Comment by jasondigitized

1 month ago

I feel like I am taking crazy pills. I am getting code that works from Opus 4.5. It seems like people are living in two separate worlds.

17 comments

jasondigitized

ruszki 1 month ago

Working code doesn’t mean the same for everyone. My coworker just started vibe coding. Her code works… on happy paths. It absolutely doesn’t work when any kind of error happens. It’s also absolutely impossible to refactor it in any way. She thinks her code works.

The same coworker asked to update a service to Spring Boot 4. She made a blog post about. She used LLM for it. So far every point which I read was a lie, and her workarounds make, for example tests, unnecessarily less readable.

So yeah, “it works”, until it doesn’t, and when it hits you, that you need to work more in sum at the end, because there are more obscure bugs, and fixing those are more difficult because of terrible readability.

WarmWash 1 month ago

I can't help but think of my earliest days of coding, 20ish years ago, when I would post my code online looking for help on a small thing, and being told that my code is garbage and doesn't work at all even if it actually is working.

There are many ways to skin a cat, and in programming the happens-in-a-digital-space aspect removes seemingly all boundaries, leading to fractal ways to "skin a cat".

A lot of programmers have hard heads and know the right way to do something. These are the same guys who criticized every other senior dev as being a bad/weak coder long before LLMs were around.

crystal_revenge 1 month ago

Parent's profile shows that they are an experienced software engineer in multiple areas of software development.

Your own profile says you are a PM whose software skills amount to "Script kiddie at best but love hacking things together."

It seems like the "separate worlds" you are describing is the impression of reviewing the code base from a seasoned engineer vs an amateur.
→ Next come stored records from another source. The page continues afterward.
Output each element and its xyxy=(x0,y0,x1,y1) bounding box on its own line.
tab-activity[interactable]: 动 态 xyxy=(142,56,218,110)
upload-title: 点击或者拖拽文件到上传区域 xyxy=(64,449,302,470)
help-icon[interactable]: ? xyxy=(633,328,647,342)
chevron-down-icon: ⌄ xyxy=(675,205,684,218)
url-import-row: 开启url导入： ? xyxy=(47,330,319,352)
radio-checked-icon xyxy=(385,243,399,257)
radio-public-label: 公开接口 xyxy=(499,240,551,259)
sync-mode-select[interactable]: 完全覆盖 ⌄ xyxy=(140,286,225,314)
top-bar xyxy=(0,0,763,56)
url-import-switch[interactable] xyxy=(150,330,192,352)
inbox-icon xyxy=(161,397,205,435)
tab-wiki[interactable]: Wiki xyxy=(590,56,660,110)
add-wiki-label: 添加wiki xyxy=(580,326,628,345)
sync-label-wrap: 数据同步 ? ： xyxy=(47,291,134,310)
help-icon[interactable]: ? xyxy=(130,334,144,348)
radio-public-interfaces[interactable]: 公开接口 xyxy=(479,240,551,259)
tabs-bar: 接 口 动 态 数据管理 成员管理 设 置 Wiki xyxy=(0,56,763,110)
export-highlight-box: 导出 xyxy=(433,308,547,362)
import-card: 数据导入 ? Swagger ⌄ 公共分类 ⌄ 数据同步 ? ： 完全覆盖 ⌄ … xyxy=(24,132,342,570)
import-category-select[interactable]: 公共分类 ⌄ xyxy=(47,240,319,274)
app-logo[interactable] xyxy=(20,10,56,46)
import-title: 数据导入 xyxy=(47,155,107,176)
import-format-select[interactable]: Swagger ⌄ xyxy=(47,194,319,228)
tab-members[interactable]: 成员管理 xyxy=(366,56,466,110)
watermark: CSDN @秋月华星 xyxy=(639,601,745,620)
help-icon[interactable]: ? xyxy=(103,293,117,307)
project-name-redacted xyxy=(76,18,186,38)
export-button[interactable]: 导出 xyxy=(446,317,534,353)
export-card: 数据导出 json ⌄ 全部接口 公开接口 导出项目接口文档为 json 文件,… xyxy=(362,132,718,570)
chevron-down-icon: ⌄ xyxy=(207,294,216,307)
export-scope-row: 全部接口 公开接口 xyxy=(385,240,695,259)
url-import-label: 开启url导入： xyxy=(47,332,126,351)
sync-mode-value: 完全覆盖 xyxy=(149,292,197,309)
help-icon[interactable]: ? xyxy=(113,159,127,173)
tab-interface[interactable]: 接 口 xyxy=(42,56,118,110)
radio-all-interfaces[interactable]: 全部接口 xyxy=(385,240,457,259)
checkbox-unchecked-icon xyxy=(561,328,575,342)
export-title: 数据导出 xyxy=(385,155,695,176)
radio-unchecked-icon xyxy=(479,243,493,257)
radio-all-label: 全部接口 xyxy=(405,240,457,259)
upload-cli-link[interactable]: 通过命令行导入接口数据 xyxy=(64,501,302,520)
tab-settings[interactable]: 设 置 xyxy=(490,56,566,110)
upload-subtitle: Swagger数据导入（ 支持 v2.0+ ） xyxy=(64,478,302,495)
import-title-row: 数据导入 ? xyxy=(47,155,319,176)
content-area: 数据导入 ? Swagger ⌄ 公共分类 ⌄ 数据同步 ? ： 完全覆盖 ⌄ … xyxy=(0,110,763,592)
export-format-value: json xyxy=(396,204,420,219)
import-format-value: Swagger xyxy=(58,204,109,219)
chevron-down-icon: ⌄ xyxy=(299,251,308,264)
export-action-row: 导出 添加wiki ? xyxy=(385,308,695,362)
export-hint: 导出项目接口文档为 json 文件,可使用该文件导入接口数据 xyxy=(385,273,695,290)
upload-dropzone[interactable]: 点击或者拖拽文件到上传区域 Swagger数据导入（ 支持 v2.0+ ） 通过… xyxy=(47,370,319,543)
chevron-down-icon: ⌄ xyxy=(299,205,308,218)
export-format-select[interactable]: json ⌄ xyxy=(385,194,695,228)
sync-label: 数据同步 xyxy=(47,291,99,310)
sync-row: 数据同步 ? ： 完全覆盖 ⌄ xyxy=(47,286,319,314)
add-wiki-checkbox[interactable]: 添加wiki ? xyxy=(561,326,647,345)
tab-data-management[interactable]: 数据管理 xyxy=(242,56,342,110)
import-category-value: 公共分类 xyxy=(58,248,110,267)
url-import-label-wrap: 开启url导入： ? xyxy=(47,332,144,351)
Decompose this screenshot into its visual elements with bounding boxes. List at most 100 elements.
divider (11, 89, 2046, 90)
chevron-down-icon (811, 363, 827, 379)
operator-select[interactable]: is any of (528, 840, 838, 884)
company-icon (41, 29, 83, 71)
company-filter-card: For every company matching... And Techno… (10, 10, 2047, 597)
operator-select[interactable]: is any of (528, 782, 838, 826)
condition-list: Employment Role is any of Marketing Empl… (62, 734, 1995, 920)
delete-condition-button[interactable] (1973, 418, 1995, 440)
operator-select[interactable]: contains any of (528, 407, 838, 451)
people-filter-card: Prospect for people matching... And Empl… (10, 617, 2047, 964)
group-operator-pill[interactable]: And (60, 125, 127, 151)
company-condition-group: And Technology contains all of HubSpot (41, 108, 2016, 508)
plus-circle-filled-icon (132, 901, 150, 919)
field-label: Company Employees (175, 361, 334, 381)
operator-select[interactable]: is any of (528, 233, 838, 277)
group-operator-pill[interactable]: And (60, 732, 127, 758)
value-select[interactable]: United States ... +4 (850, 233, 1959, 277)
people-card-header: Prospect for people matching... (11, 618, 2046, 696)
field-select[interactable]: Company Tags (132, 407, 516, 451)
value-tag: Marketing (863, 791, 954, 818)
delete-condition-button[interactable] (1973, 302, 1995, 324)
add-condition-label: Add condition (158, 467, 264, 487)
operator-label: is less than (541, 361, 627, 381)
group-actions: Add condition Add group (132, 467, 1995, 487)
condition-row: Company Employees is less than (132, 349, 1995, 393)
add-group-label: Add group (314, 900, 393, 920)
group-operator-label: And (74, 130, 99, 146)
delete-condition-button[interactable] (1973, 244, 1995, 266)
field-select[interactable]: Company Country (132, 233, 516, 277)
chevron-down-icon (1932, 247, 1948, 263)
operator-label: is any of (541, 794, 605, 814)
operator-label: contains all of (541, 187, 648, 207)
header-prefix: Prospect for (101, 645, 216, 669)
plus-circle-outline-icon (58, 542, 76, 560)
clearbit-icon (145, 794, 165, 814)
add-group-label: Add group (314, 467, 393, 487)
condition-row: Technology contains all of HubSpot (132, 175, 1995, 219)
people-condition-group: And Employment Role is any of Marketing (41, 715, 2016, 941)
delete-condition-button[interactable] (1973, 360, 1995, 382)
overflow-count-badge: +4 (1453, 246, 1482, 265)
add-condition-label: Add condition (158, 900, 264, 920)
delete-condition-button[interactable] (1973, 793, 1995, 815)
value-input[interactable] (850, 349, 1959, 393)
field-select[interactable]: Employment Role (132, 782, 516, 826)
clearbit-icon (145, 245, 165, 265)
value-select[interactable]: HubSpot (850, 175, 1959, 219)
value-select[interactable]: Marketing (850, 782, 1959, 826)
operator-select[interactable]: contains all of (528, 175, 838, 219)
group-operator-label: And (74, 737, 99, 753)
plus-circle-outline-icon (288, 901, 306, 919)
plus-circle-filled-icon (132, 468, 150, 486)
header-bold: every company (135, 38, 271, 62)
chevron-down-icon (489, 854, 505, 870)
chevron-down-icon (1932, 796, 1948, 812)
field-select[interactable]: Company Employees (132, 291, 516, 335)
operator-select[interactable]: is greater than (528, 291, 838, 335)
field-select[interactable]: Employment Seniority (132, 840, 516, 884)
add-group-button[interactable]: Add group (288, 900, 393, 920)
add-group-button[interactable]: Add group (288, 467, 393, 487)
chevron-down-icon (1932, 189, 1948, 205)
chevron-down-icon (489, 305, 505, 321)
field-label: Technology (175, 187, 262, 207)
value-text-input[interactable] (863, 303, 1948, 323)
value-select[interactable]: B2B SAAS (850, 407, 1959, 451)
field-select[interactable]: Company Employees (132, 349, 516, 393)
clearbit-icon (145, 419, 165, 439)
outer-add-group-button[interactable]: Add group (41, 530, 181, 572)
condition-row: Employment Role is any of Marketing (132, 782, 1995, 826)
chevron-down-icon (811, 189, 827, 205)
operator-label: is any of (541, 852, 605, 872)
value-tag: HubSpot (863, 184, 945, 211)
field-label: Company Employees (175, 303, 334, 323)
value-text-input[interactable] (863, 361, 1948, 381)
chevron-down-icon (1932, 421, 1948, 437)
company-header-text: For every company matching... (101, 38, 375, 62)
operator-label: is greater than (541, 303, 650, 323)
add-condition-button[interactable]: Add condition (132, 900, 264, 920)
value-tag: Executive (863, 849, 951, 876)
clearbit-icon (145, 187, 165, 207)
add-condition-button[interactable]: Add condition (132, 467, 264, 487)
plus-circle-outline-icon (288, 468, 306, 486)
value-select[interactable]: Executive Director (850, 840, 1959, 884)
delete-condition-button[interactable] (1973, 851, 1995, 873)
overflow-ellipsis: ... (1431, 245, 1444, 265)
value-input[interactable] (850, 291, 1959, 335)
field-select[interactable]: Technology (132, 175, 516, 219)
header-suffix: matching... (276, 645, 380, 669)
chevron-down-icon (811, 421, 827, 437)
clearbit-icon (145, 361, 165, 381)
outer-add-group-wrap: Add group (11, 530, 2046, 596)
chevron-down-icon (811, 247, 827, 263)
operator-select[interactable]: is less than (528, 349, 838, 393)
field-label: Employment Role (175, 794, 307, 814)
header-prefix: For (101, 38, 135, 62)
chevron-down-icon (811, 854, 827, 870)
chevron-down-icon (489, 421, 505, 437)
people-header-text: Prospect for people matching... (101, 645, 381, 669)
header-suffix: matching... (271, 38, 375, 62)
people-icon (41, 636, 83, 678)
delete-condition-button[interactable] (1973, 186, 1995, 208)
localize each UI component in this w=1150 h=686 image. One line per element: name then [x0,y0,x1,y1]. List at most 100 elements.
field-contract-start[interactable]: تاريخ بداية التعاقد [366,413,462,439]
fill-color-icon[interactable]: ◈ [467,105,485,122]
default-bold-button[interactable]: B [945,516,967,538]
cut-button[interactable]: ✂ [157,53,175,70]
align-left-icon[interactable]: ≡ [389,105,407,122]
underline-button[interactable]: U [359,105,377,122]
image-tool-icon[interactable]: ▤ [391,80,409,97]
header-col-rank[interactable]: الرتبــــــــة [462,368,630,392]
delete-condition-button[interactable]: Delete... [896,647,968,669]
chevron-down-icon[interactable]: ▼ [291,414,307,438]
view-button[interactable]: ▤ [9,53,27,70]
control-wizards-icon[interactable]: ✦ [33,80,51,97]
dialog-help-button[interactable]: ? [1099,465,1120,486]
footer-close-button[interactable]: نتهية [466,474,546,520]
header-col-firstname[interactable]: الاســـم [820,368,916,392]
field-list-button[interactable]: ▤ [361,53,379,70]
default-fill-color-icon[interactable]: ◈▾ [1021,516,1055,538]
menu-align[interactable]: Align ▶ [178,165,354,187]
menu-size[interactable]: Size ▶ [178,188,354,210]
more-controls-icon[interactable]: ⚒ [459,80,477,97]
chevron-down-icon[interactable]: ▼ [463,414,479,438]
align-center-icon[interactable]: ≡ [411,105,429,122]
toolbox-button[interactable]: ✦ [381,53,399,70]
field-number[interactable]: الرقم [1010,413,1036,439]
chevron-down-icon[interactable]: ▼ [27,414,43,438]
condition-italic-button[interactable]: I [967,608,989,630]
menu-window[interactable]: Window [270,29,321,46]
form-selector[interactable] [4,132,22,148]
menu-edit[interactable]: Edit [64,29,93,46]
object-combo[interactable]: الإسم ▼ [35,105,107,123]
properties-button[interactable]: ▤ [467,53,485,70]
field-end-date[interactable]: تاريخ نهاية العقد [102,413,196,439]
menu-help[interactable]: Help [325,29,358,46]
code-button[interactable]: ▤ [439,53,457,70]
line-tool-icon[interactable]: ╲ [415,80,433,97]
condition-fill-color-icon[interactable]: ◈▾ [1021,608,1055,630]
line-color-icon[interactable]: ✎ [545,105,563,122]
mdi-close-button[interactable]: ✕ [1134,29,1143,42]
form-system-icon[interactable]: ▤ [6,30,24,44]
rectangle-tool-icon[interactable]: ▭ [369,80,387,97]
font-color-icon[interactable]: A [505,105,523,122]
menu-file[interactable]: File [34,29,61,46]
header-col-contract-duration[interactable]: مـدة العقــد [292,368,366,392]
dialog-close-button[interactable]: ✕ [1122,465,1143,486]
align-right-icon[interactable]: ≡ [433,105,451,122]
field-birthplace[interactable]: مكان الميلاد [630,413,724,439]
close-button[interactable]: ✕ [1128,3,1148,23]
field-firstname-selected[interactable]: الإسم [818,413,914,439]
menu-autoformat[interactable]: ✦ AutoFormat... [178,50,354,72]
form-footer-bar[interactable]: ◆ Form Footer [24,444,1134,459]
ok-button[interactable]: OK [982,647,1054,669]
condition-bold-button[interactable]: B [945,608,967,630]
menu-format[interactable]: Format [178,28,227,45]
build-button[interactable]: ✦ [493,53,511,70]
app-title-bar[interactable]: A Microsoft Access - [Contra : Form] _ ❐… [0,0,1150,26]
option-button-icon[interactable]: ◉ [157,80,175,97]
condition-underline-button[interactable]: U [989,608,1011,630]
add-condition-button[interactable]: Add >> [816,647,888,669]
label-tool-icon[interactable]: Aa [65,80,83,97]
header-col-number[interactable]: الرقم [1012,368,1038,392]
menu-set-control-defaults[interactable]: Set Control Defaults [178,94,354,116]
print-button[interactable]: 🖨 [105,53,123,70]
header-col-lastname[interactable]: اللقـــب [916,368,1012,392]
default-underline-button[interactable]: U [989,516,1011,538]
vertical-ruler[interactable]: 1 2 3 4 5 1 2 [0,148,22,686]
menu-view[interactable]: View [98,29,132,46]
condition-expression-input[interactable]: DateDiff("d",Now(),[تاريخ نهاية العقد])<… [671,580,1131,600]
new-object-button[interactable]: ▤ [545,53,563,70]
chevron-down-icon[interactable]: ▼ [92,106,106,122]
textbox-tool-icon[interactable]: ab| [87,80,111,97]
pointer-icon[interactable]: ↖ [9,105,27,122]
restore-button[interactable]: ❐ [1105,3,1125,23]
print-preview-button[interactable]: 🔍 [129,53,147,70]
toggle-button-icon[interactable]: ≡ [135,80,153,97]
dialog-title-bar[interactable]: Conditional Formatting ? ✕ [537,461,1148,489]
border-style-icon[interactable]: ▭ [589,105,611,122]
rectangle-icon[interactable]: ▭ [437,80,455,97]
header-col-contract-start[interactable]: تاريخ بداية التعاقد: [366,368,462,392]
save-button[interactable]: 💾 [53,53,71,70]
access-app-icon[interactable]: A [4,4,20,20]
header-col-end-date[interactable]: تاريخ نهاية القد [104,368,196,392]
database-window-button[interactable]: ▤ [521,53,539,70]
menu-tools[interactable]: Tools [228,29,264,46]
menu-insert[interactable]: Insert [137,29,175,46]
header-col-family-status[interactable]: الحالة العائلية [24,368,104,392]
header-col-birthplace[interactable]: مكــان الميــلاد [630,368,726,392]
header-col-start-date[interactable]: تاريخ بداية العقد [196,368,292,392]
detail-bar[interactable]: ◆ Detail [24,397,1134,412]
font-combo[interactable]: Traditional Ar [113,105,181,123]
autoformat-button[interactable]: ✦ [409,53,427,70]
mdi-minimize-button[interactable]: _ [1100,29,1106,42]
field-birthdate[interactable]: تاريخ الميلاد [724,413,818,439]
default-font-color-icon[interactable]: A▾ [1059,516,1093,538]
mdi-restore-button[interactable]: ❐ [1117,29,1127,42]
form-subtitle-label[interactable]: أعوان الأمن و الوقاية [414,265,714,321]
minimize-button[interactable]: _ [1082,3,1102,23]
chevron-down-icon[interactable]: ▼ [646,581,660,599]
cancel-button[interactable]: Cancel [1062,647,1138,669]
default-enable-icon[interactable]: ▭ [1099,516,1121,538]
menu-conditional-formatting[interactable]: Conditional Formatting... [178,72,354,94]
It shouldn't be even a little surprising that your impression of the result is that the code is much better looking than the impression of a more experienced developer.

At least in my experience, learning to quickly read a code base is one of the later skills a software engineer develops. Generally only very experienced engineers can dive into an open source code base to answer questions about how the library works and is used (typically, most engineers need documentation to aid them in this process).

I mean, I've dabbled in home plumbing quite a bit, but if AI instructed me to repair my pipes and I thought it "looked great!" but an experienced plumber's response was "ugh, this doesn't look good to me, lots of issues here" I wouldn't argue there are "two separate worlds".

ModernMech 1 month ago
> It shouldn't be even a little surprising that your impression of the result is that the code is much better looking than the impression of a more experienced developer.
This really is it: AI produces bad to mediocre code. To someone who produces terrible code mediocre is an upgrade, but to someone who produces good to excellent code, mediocre is a downgrade.
- habinero 1 month ago
  
  Yeah. It turns 0.05X developers into 0.2X developers and 1X developers into 0.9-1.1X developers.
  The problem is the 0.05X developers thought they were 0.5X and now they think they're 20X.
- jasondigitized 1 month ago
  
  Today. It produces mediocre code today. That is really it. What is the quality of that code compared to 1 year ago. What will it be in 1 year? Opus 6.5 is inevitable.
  
  4 replies →
jasondigitized 1 month ago
Except I work with extremely competent software engineers on software used in mission critical applications in the Fortune 500. I call myself a script kiddie because I did not study Computer Science. Am I green in the test run? Does it pass load tests? Is it making money? While some of yall are worried about leaky abstractions, we just closed another client. Two worlds for sure where one team is skating to the puck, looking to raise cattle while another wants to continue nurturing an exotic pet.
Plenty of respect to the craft of code but the AI of today is the worst is is ever going to be.
- crystal_revenge 1 month ago
  
  Can you just clarify the claim you're making here: you personally are shipping vibe coded features, as a PM, that makes it into prod and this prod feature that you're building is largely vibe coded?
- AstroBen 1 month ago
  
  Have a read of this: https://martinfowler.com/articles/is-quality-worth-cost.html

zeroCalories 1 month ago

It depends heavily on the scope and type of problem. If you're putting together a standard isolated TypeScript app from scratch it can do wonders, but many large systems are spread between multiple services, use abstractions unique to the project, and are generally dealing with far stricter requirements. I couldn't depend on Claude to do some of the stuff I'd really want, like refactor the shared code between six massive files without breaking tests. The space I can still have it work productively in is still fairly limited.

GoatInGrey 1 month ago

That's a significant rub with LLMs, particularly hosted ones: the variability. Add in quantization, speculative decoding, and dynamic adjustment of temperature, nucleus sampling, attention head count, & skipped layers at runtime, and you can get wildly different behaviors with even the same prompt and context sent to the same model endpoint a couple hours apart.

That's all before you even get to all of the other quirks with LLMs.

HarHarVeryFunny 1 month ago

That is such a vague claim, that there is no contradiction.

Getting code to do exactly what, based on using and prompting Opus in what way?

Of course it works well for some things.